How can we train deep neural networks with very long credit assignment paths from inputs to outputs to solve complex AI problems? Many solutions to this problem have been proposed over the years, but most do not work well for very deep networks with arbitrary non-linear (and possibly recurrent) transformations between layers.

This project presents a different take on the problem. We simply redesign neural networks in a way that makes them easier to optimize even for very large depths.

Our **Highway Networks** are based on Long Short Term Memory (LSTM) recurrent networks and allow training of deep, efficient networks (even with hundreds of layers) with conventional gradient-based methods. Even when large depths are not required, highway layers can be used instead of traditional neural layers to allow the network to adaptively copy or transform representations.

NEW: In recent work we have used highway networks to easily train multi-layer state transitions in recurrent neural networks. The resulting **Recurrent Highway Networks** outperform existing recurrent architectures substantially, and open up a new degree of freedom in recurrent model design.

**Recurrent Highway Networks**

J. G. Zilly, R. K. Srivastava, J. Koutnik and J. Schmidhuber

arXiv Preprint arXiv:1607.03474

Code coming soon.

**Training Very Deep Networks**

R. K. Srivastava, K. Greff and J. Schmidhuber

Neural Information Processing Systems (NIPS 2015 Spotlight) arXiv:1507.06228

Download logs for all 800 optimization runs here, with instructions.

**Highway Networks**

R. K. Srivastava, K. Greff and J. Schmidhuber

Deep Learning Workshop (ICML 2015). arXiv:1505.00387 poster

- You can easily use IDSIA's deep learning library Brainstorm to experiment with Highway Networks. [Python]
- We also have Caffe code for convolutional highways using cuDNN. [C++]
- If you use Theano, there is a simple example of Highway Networks in the open source library Lasagne. There is also example code in the library deepy. [Python]
- If you use Torch, you may want to look at Yoon Kim's code for fully connected highway layers. [Lua/Torch]

**Q**: How do I set the bias for the transform gates when initializing a highway network?

**A**: You can think of the initial bias as a prior over the behavior of your network at initialization. In general, this is a hyper-parameter which will depend on the given problem and network architecture. However, here are some general suggestions which have worked for certain problems:

For convolutional highway networks, initialize to -1 for network depths around 10-20, -2 for depths of 20-30, -3 for depths 30-40.

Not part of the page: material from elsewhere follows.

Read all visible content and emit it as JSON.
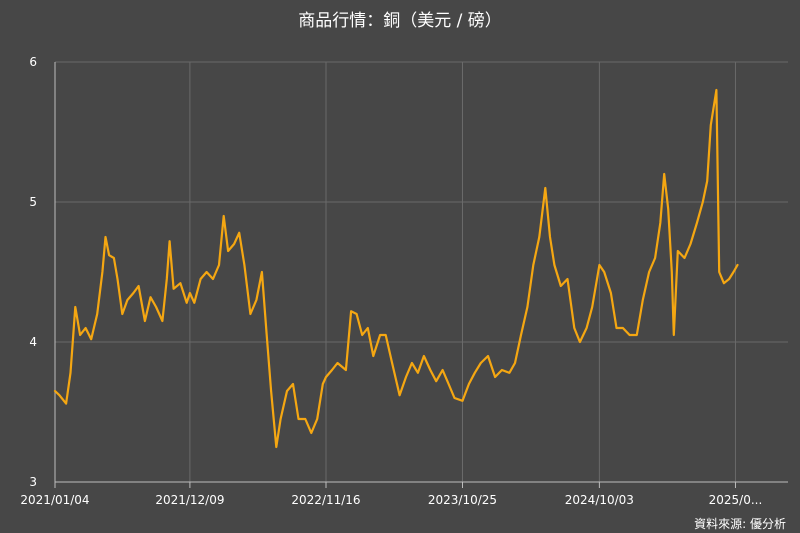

For feedforward layers, Kim et al. [1] found a bias of -2 to work well even when using a couple of highway layers. Note that this application utilizes tha adaptive processing capabilities of highway networks, and the goal is not to train a very deep network.

For very deep networks, start from -1 and decrement by 0.5 or 1.0 until the network starts training easily. It should be pointed out here that when a proper hyperparameter search was performed, a bias of -2 was sufficient to train networks up to 100 layers. A lower bias may allow a larger range of hyperparameters to work, or learning to be faster.

**Q**: Is the highway gating mechanism related to how information flow is regulated in the brain?

**A**: Information processing in the brain is not understood very well yet. However, the idea that the brain uses similar gating mechanisms has definitely been considered seriously by neuroscientists.

For example, see: Gisiger, T., & Boukadoum, M. (2011). Mechanisms Gating the Flow of Information in the Cortex: What They Might Look Like and What Their Uses may be. Frontiers in Computational Neuroscience, 5, 1. http://doi.org/10.3389/fncom.2011.00001 link

- Kim, Yoon, et al. "Character-Aware Neural Language Models." arXiv preprint arXiv:1508.06615 (2015).
- Zhang et al. "Highway Long Short-Term Memory RNNs for Distant Speech Recognition." arXiv preprint arXiV:1510.08983 (2015).
- Bowman, Samuel R., et al. "Generating sentences from a continuous space." arXiv preprint arXiv:1511.06349 (2015).
- BJozefowicz, Rafal, et al. "Exploring the limits of language modeling." arXiv preprint arXiv:1602.02410 (2016).
- Schmaltz, Allen, et al. "Sentence-level grammatical error identification as sequence-to-sequence correction." arXiv preprint arXiv:1604.04677 (2016)."
- Lu, Liang. "Sequence Training and Adaptation of Highway Deep Neural Networks." arXiv preprint arXiv:1607.01963 (2016).
- Lu, Liang, Michelle Guo, and Steve Renals. "Knowledge Distillation for Small-footprint Highway Networks." arXiv preprint arXiv:1608.00892 (2016).
- Vylomova, Ekaterina, et al. "Word Representation Models for Morphologically Rich Languages in Neural Machine Translation." arXiv preprint arXiv:1606.04217 (2016).